The report is very brief on this, just a few lines giving one reason: the change would accord with a number of statutory provisions. The only one cited is the Transport (Railway Infrastructure) Act 2001, §47 A(2)(b). The reference is to the amendment made by the Planning and Development (Strategic Infrastructure) Act 2006, §49, which added the the ‘substantial interest’ requirement. But it was changed to ‘sufficient interest’ in the European Union (Access to Review of Decisions for Certain Bodies or Organisations Promoting Environmental Protection) Regulations 2014 (SI 352/2014) reg 10. That was to give effect to Directive 2003/25 EC, part of the legislation to implement the Aarhus convention.

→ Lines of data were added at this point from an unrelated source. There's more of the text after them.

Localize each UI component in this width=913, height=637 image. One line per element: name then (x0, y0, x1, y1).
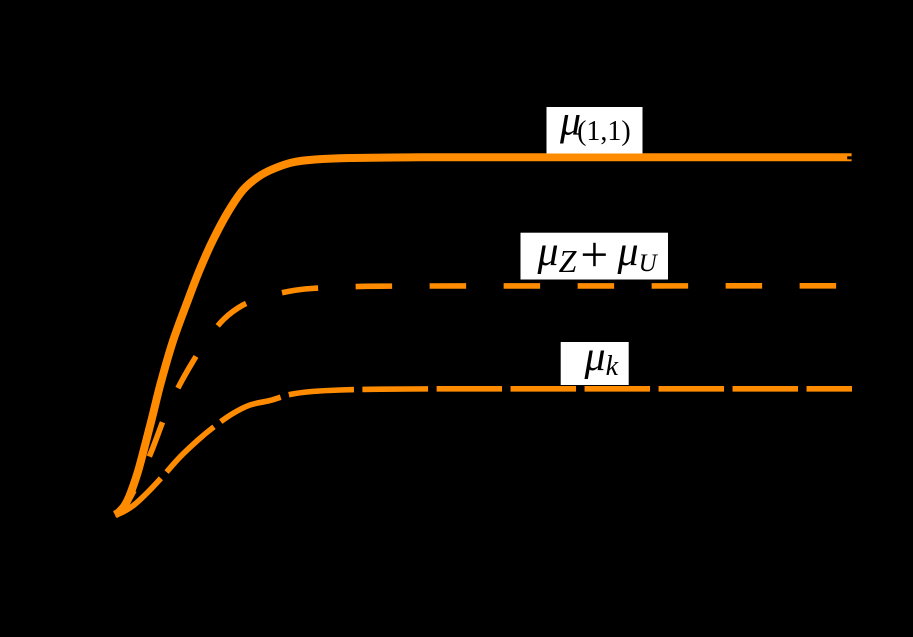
label box mu_k (561, 334, 629, 385)
curve dashed mu_Z + mu_U (115, 286, 838, 515)
notch at end of solid curve (847, 156, 852, 159)
curve solid mu_(1,1) (115, 157, 852, 514)
label box mu_(1,1) (547, 99, 643, 154)
label box mu_Z + mu_U (521, 229, 669, 280)
svg-text:μk: μk (584, 334, 619, 382)
curve long-dashed mu_k (115, 389, 852, 515)
svg-text:μ(1,1): μ(1,1) (559, 99, 631, 148)
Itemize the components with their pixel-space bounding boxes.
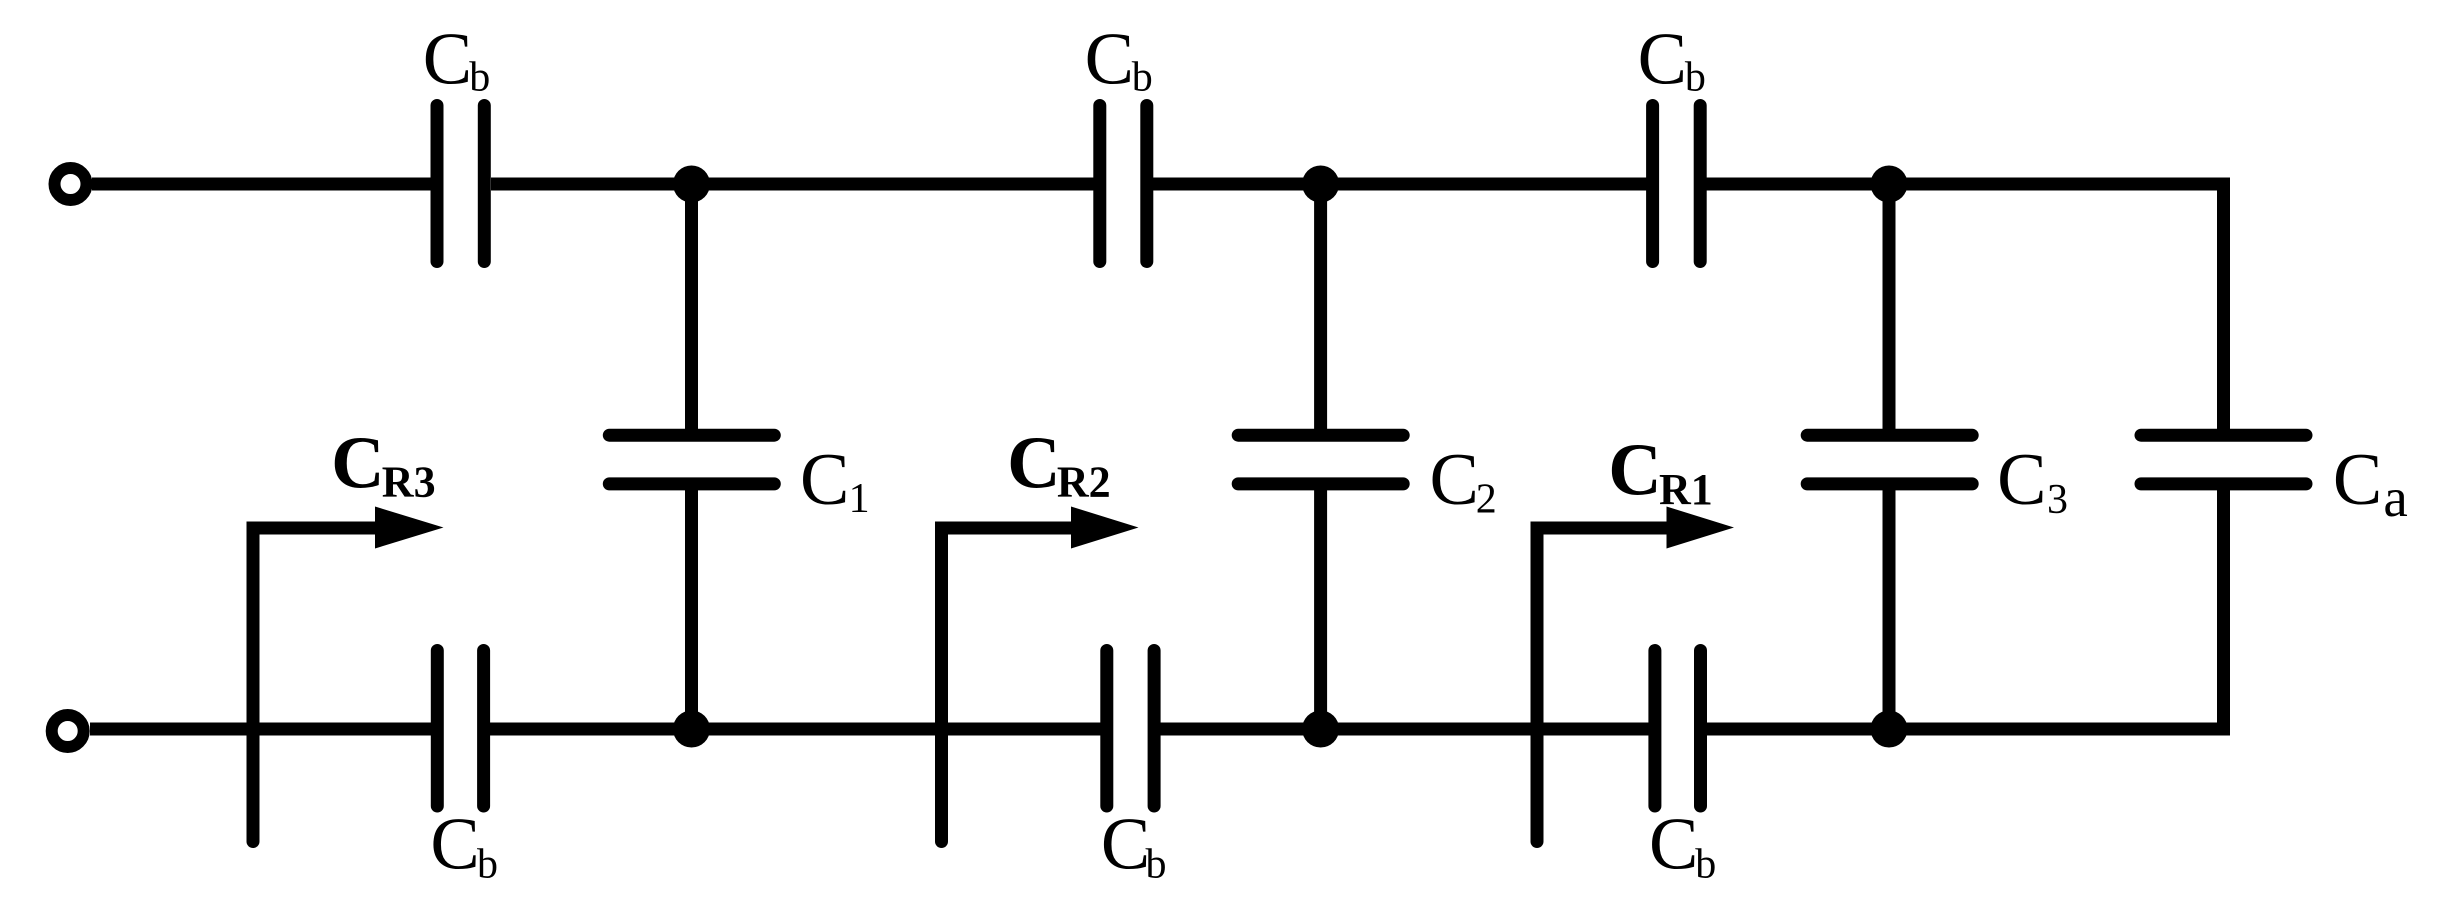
- svg-text:C: C: [1007, 423, 1060, 505]
- svg-text:C: C: [1085, 19, 1134, 101]
- svg-text:C: C: [1430, 439, 1479, 521]
- svg-text:b: b: [1685, 55, 1706, 101]
- svg-text:b: b: [1695, 842, 1716, 888]
- svg-text:b: b: [477, 842, 498, 888]
- svg-text:1: 1: [849, 476, 870, 522]
- svg-text:C: C: [1638, 19, 1687, 101]
- svg-text:b: b: [1132, 55, 1153, 101]
- svg-text:C: C: [423, 19, 472, 101]
- svg-text:2: 2: [1476, 477, 1497, 523]
- svg-text:b: b: [469, 55, 490, 101]
- svg-text:C: C: [331, 423, 384, 505]
- svg-text:C: C: [800, 439, 849, 521]
- svg-text:R3: R3: [382, 457, 436, 506]
- svg-text:C: C: [1101, 803, 1150, 885]
- svg-text:3: 3: [2047, 477, 2068, 523]
- svg-text:b: b: [1146, 842, 1167, 888]
- svg-text:a: a: [2383, 467, 2407, 528]
- svg-text:C: C: [2333, 439, 2382, 521]
- svg-text:C: C: [1608, 430, 1661, 512]
- svg-text:C: C: [1649, 803, 1698, 885]
- svg-text:C: C: [1997, 439, 2046, 521]
- svg-text:R2: R2: [1057, 457, 1111, 506]
- svg-text:R1: R1: [1659, 465, 1713, 514]
- svg-text:C: C: [430, 803, 479, 885]
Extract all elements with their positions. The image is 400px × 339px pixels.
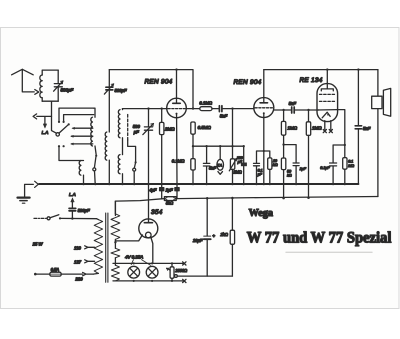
cathode capacitor 0.1uF bbox=[254, 151, 264, 184]
faint fold line bbox=[286, 251, 372, 253]
svg-text:220: 220 bbox=[74, 277, 83, 282]
svg-text:500pF: 500pF bbox=[115, 88, 127, 93]
svg-text:REN 904: REN 904 bbox=[145, 79, 173, 86]
svg-text:0.5A: 0.5A bbox=[51, 267, 60, 272]
speaker bbox=[372, 70, 391, 197]
HV secondary winding bbox=[111, 201, 120, 248]
svg-text:5nF: 5nF bbox=[289, 101, 297, 106]
hum potentiometer 1000 bbox=[167, 262, 233, 282]
lamp rail terminals bbox=[183, 262, 186, 283]
switch S2 bbox=[93, 155, 97, 184]
top rail left bbox=[109, 70, 193, 109]
fuse 0.5A bbox=[34, 267, 93, 276]
svg-text:5nF: 5nF bbox=[363, 126, 371, 131]
svg-text:1µF: 1µF bbox=[300, 167, 307, 171]
svg-text:354: 354 bbox=[151, 209, 163, 216]
tube V2 REN 904 bbox=[234, 79, 274, 118]
L.A mains terminal bbox=[69, 192, 90, 220]
T.A pickup terminal bbox=[217, 145, 224, 174]
grid leak 2M with 100pF bbox=[229, 145, 247, 184]
plate load 1M bbox=[281, 110, 297, 146]
output capacitor 5nF bbox=[355, 68, 370, 184]
svg-text:4V 0.25A: 4V 0.25A bbox=[125, 254, 143, 259]
svg-text:pF: pF bbox=[237, 160, 243, 164]
grid leak node V2 bbox=[231, 107, 233, 109]
band switch S1 bbox=[56, 123, 70, 136]
svg-text:Wega: Wega bbox=[249, 208, 274, 219]
top rail right bbox=[264, 69, 378, 71]
oscillator coil L3 bbox=[105, 132, 109, 184]
svg-text:5nF: 5nF bbox=[220, 114, 228, 119]
coupling capacitor 5nF bbox=[219, 106, 254, 119]
svg-text:L.A: L.A bbox=[42, 130, 49, 135]
antenna coupling coil L2 bbox=[79, 161, 83, 185]
filter capacitor 4uF bbox=[149, 184, 164, 199]
svg-text:1000Ω: 1000Ω bbox=[175, 268, 187, 273]
tube V3 RE 134 bbox=[300, 68, 338, 121]
resistor 50k bbox=[281, 145, 292, 199]
output wire V2 bbox=[274, 109, 291, 111]
wave trap capacitor 500pF bbox=[54, 70, 75, 101]
filter resistor 3k bbox=[162, 197, 177, 206]
svg-text:4µF: 4µF bbox=[149, 187, 157, 192]
V1 cathode lead bbox=[176, 118, 178, 184]
coupling capacitor 5nF second bbox=[289, 101, 319, 113]
svg-text:MΩ: MΩ bbox=[348, 164, 354, 168]
chassis bus connector bbox=[35, 181, 39, 187]
resistor 1k bbox=[220, 198, 234, 276]
tube V1 REN 904 bbox=[145, 79, 187, 118]
svg-text:5nF: 5nF bbox=[209, 166, 217, 171]
L.A arrow label bbox=[42, 117, 49, 135]
svg-text:10µF: 10µF bbox=[193, 238, 203, 243]
svg-text:kΩ: kΩ bbox=[273, 163, 278, 167]
dial lamps 4V bbox=[113, 254, 184, 282]
svg-text:REN 904: REN 904 bbox=[234, 79, 262, 86]
voltage taps bbox=[74, 246, 95, 282]
svg-text:1MΩ: 1MΩ bbox=[312, 125, 322, 130]
cathode resistor 10k bbox=[264, 151, 278, 184]
ground bbox=[18, 184, 34, 203]
oscillator trimmer 500pF bbox=[104, 70, 126, 132]
supply bus lower bbox=[115, 197, 378, 216]
reaction coil L5 bbox=[118, 155, 122, 184]
svg-text:T.A: T.A bbox=[217, 163, 223, 167]
grid resistor 2M bbox=[160, 107, 176, 184]
power transformer primary bbox=[93, 219, 102, 274]
branch wire to TA bbox=[192, 145, 244, 147]
feedback branch bbox=[320, 110, 346, 184]
svg-text:500pF: 500pF bbox=[61, 88, 75, 93]
antenna bbox=[12, 69, 39, 94]
wave trap coil bbox=[40, 70, 58, 101]
svg-text:1MΩ: 1MΩ bbox=[287, 125, 297, 130]
secondary coil L4 bbox=[118, 109, 122, 155]
V3 filament terminals bbox=[323, 121, 332, 133]
svg-text:+: + bbox=[212, 233, 215, 238]
svg-text:25 W: 25 W bbox=[32, 242, 44, 247]
svg-text:0.5MΩ: 0.5MΩ bbox=[198, 125, 212, 130]
svg-text:2MΩ: 2MΩ bbox=[164, 127, 175, 132]
svg-text:2MΩ: 2MΩ bbox=[232, 170, 242, 175]
wire trap to switch bbox=[52, 101, 57, 133]
L.A antenna input plug bbox=[33, 114, 51, 119]
grid wire node bbox=[123, 108, 168, 110]
electrolytic 10uF bbox=[193, 198, 216, 276]
svg-text:1kΩ: 1kΩ bbox=[220, 232, 228, 237]
tuning capacitor 500pF bbox=[133, 107, 154, 184]
main tuning coil L1 bbox=[91, 108, 96, 155]
switch lower contacts bbox=[58, 145, 84, 160]
grid leak wire bbox=[232, 109, 234, 159]
svg-text:0.1MΩ: 0.1MΩ bbox=[172, 158, 185, 163]
V1 plate lead to rail bbox=[175, 68, 177, 98]
svg-text:0.1µF: 0.1µF bbox=[320, 166, 330, 170]
coupling resistor 0.1M bbox=[199, 100, 218, 110]
resistor 0.1M right bbox=[343, 158, 355, 184]
resistor 0.1M lower bbox=[172, 158, 195, 170]
V2 plate to rail bbox=[263, 70, 265, 98]
bus junction dots bbox=[82, 183, 346, 186]
switch contact wires top bbox=[58, 108, 94, 123]
grid resistor 1M second bbox=[306, 110, 322, 198]
svg-text:W 77 und W 77 Spezial: W 77 und W 77 Spezial bbox=[247, 230, 392, 247]
svg-text:RE 134: RE 134 bbox=[300, 77, 323, 84]
svg-text:3kΩ: 3kΩ bbox=[166, 200, 174, 205]
svg-text:110: 110 bbox=[74, 246, 81, 251]
bus2 dots bbox=[206, 196, 310, 199]
filter capacitor 2uF bbox=[165, 184, 179, 199]
chassis bus bbox=[39, 183, 358, 185]
resistor 0.5M bbox=[191, 122, 212, 184]
rectifier filament winding bbox=[111, 248, 120, 265]
transformer core bbox=[106, 213, 108, 282]
mains switch bbox=[34, 215, 97, 220]
V2 cathode lead bbox=[263, 118, 265, 184]
rectifier 354 bbox=[115, 184, 162, 263]
lamp filament winding bbox=[111, 265, 119, 281]
svg-text:500pF: 500pF bbox=[78, 208, 90, 213]
switch contact wires from coil taps bbox=[71, 127, 93, 145]
capacitor 1uF bbox=[284, 145, 307, 184]
plate wire V1 bbox=[186, 107, 200, 109]
svg-text:L.A: L.A bbox=[69, 192, 76, 197]
svg-text:0.1MΩ: 0.1MΩ bbox=[199, 100, 212, 105]
svg-text:127: 127 bbox=[74, 260, 82, 265]
gang link dashed bbox=[127, 115, 129, 141]
svg-text:kΩ: kΩ bbox=[287, 174, 292, 178]
svg-text:pF: pF bbox=[133, 129, 139, 134]
capacitor 5nF shunt bbox=[203, 145, 216, 184]
svg-text:2µF: 2µF bbox=[165, 187, 174, 192]
switch S3 bbox=[128, 140, 137, 184]
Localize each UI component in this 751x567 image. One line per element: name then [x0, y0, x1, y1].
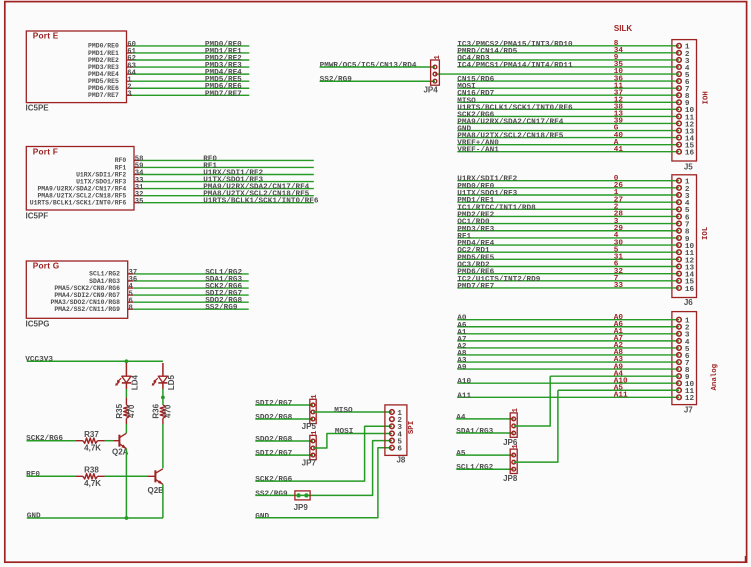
- svg-text:1: 1: [311, 394, 319, 399]
- svg-text:6: 6: [397, 446, 402, 454]
- svg-text:PMA9/U2RX/SDA2/CN17/RF4: PMA9/U2RX/SDA2/CN17/RF4: [457, 118, 563, 126]
- svg-text:JP7: JP7: [302, 458, 317, 467]
- svg-text:33: 33: [614, 282, 624, 290]
- svg-text:U1RTS/BCLK1/SCK1/INT0/RF6: U1RTS/BCLK1/SCK1/INT0/RF6: [203, 198, 319, 206]
- svg-text:JP8: JP8: [503, 474, 518, 483]
- svg-text:RF1: RF1: [115, 164, 127, 171]
- svg-text:VREF-/AN1: VREF-/AN1: [457, 147, 499, 155]
- svg-text:PMA2/SS2/CN11/RG9: PMA2/SS2/CN11/RG9: [54, 306, 120, 313]
- svg-text:1: 1: [512, 444, 520, 449]
- svg-text:SILK: SILK: [614, 24, 632, 33]
- svg-text:SDI2/RG7: SDI2/RG7: [255, 400, 292, 408]
- svg-text:SS2/RG9: SS2/RG9: [205, 304, 238, 312]
- svg-text:SCL1/RG2: SCL1/RG2: [456, 464, 493, 472]
- svg-text:A5: A5: [456, 450, 466, 458]
- svg-text:RF0: RF0: [115, 157, 127, 164]
- svg-text:GND: GND: [27, 513, 41, 521]
- svg-text:MISO: MISO: [334, 407, 353, 415]
- svg-text:3: 3: [127, 91, 131, 99]
- svg-text:1: 1: [434, 55, 442, 60]
- svg-text:4,7K: 4,7K: [84, 479, 101, 488]
- svg-text:16: 16: [685, 150, 695, 158]
- svg-text:1: 1: [311, 430, 319, 435]
- svg-text:Port G: Port G: [33, 261, 60, 271]
- svg-text:35: 35: [135, 198, 144, 206]
- svg-text:4,7K: 4,7K: [84, 443, 101, 452]
- svg-text:PMA5/SCK2/CN8/RG6: PMA5/SCK2/CN8/RG6: [54, 285, 120, 292]
- svg-text:A11: A11: [457, 392, 471, 400]
- svg-text:SPI: SPI: [408, 421, 416, 434]
- svg-text:PMD4/RE4: PMD4/RE4: [88, 71, 119, 78]
- svg-text:Port E: Port E: [33, 31, 59, 41]
- svg-text:R37: R37: [84, 430, 99, 439]
- svg-text:J6: J6: [684, 298, 693, 307]
- svg-text:A11: A11: [614, 392, 628, 400]
- svg-text:12: 12: [685, 395, 695, 403]
- svg-text:IC5PE: IC5PE: [26, 104, 50, 113]
- svg-text:PMD3/RE3: PMD3/RE3: [88, 64, 119, 71]
- svg-text:1: 1: [512, 408, 520, 413]
- svg-text:SS2/RG9: SS2/RG9: [320, 76, 353, 84]
- svg-text:PMD7/RE7: PMD7/RE7: [88, 92, 119, 99]
- svg-text:8: 8: [129, 304, 133, 312]
- svg-text:IC5PG: IC5PG: [26, 319, 50, 328]
- svg-text:U1TX/SDO1/RF3: U1TX/SDO1/RF3: [76, 178, 126, 185]
- svg-text:SDA1/RG3: SDA1/RG3: [456, 428, 493, 436]
- svg-text:PMA9/U2RX/SDA2/CN17/RF4: PMA9/U2RX/SDA2/CN17/RF4: [37, 185, 126, 192]
- svg-text:R38: R38: [84, 466, 99, 475]
- svg-text:SDO2/RG8: SDO2/RG8: [255, 436, 292, 444]
- svg-text:IOL: IOL: [702, 226, 710, 240]
- svg-text:IC5PF: IC5PF: [26, 211, 49, 220]
- svg-text:SCL1/RG2: SCL1/RG2: [89, 271, 120, 278]
- svg-text:SDA1/RG3: SDA1/RG3: [89, 278, 120, 285]
- svg-text:Q2B: Q2B: [148, 486, 165, 495]
- svg-text:RF0: RF0: [26, 471, 40, 479]
- svg-text:PMD5/RE5: PMD5/RE5: [88, 78, 119, 85]
- svg-text:LD5: LD5: [167, 374, 176, 390]
- svg-text:A10: A10: [457, 378, 471, 386]
- svg-text:J5: J5: [684, 162, 693, 171]
- svg-text:A4: A4: [456, 414, 466, 422]
- svg-text:GND: GND: [255, 513, 269, 521]
- svg-text:PMA4/SDI2/CN9/RG7: PMA4/SDI2/CN9/RG7: [54, 292, 120, 299]
- svg-text:Port F: Port F: [33, 146, 58, 156]
- svg-text:JP5: JP5: [302, 422, 317, 431]
- svg-text:PMA8/U2TX/SCL2/CN18/RF5: PMA8/U2TX/SCL2/CN18/RF5: [37, 192, 126, 199]
- svg-text:A9: A9: [457, 364, 467, 372]
- svg-text:PMWR/OC5/IC5/CN13/RD4: PMWR/OC5/IC5/CN13/RD4: [320, 62, 417, 70]
- svg-text:U1RTS/BCLK1/SCK1/INT0/RF6: U1RTS/BCLK1/SCK1/INT0/RF6: [30, 200, 127, 207]
- svg-text:SCK2/RG6: SCK2/RG6: [255, 476, 292, 484]
- svg-text:R36: R36: [151, 403, 160, 418]
- svg-text:LD4: LD4: [131, 374, 140, 390]
- svg-text:U1RX/SDI1/RF2: U1RX/SDI1/RF2: [76, 171, 126, 178]
- svg-text:SS2/RG9: SS2/RG9: [255, 490, 288, 498]
- svg-text:Analog: Analog: [711, 363, 719, 390]
- svg-text:PMD2/RE2: PMD2/RE2: [88, 57, 119, 64]
- svg-text:PMD6/RE6: PMD6/RE6: [88, 85, 119, 92]
- svg-text:JP9: JP9: [294, 503, 309, 512]
- svg-text:PMD7/RE7: PMD7/RE7: [205, 90, 242, 98]
- svg-text:J7: J7: [684, 405, 693, 414]
- svg-text:SCK2/RG6: SCK2/RG6: [26, 435, 63, 443]
- svg-text:16: 16: [685, 286, 695, 294]
- svg-text:R35: R35: [115, 403, 124, 418]
- svg-text:PMD1/RE1: PMD1/RE1: [88, 50, 119, 57]
- svg-text:J8: J8: [396, 455, 405, 464]
- svg-text:JP4: JP4: [423, 85, 438, 94]
- svg-text:VCC3V3: VCC3V3: [25, 356, 53, 364]
- svg-text:PMA3/SDO2/CN10/RG8: PMA3/SDO2/CN10/RG8: [50, 299, 120, 306]
- svg-text:IC4/PMCS1/PMA14/INT4/RD11: IC4/PMCS1/PMA14/INT4/RD11: [457, 62, 573, 70]
- svg-text:PMD0/RE0: PMD0/RE0: [88, 43, 119, 50]
- svg-text:SDI2/RG7: SDI2/RG7: [255, 450, 292, 458]
- svg-text:IOH: IOH: [703, 91, 711, 104]
- svg-text:470: 470: [164, 404, 173, 418]
- svg-text:PMD7/RE7: PMD7/RE7: [457, 283, 494, 291]
- svg-text:MOSI: MOSI: [335, 428, 354, 436]
- svg-text:41: 41: [614, 146, 624, 154]
- svg-text:470: 470: [127, 404, 136, 418]
- svg-text:SDO2/RG8: SDO2/RG8: [255, 414, 292, 422]
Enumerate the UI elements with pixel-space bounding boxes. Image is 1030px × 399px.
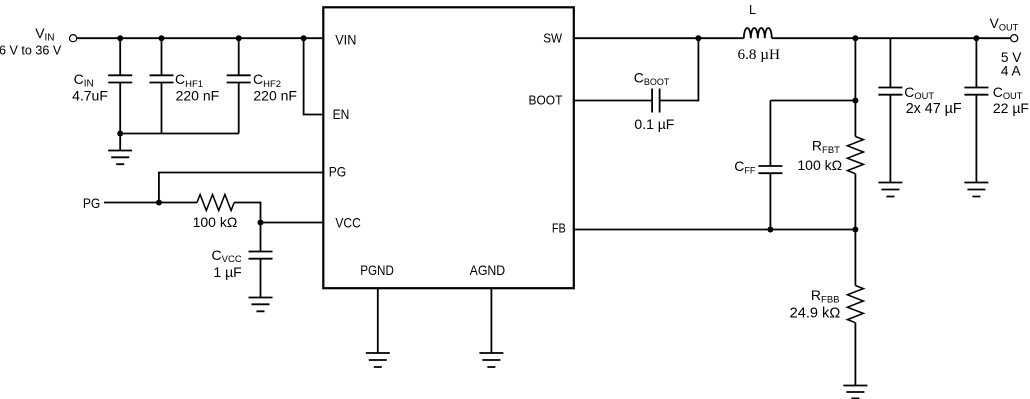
wire RFBT bottom (854, 174, 856, 230)
wire CHF2 top (238, 38, 240, 75)
wire AGND (490, 288, 492, 353)
wire input ground bus (120, 133, 239, 135)
resistor RFBT (847, 137, 863, 174)
svg-text:1 µF: 1 µF (213, 264, 241, 280)
wire EN branch (304, 38, 323, 114)
svg-text:2x 47 µF: 2x 47 µF (906, 101, 962, 117)
ground under CIN (108, 151, 132, 165)
svg-text:CFF: CFF (734, 158, 756, 175)
wire CIN bottom (119, 83, 121, 151)
svg-text:VIN: VIN (335, 32, 356, 47)
wire CBOOT to SW node (660, 38, 699, 100)
svg-text:CVCC: CVCC (212, 247, 242, 265)
ground under CVCC (249, 298, 273, 312)
wire CIN top (119, 38, 121, 75)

The State must have considered that the higher ‘substantial interest’ requirement did not comply with Ireland’s EU and international obligations.
Other matters
The report suggests that judicial review should not be available to rectify minor errors unless the applicant has first tried to have the court or body that made the decision fix the error. Where this solution is available (it isn’t always), it is sensible.
There is usually a time limit of three months to apply for judicial review. There is a debate about whether this means three months to file an application in the High Court Central Office (like most time limits), or three months to stand up in court and make an ex parte application for leave. Helpfully, the report recommends that the requirement should be three months to file the leave application (which should then be listed for hearing on the next available date).
And the report recommends a (much-needed) tightening-up of time limits and procedures to avoid delay in hearing of applications once leave is given.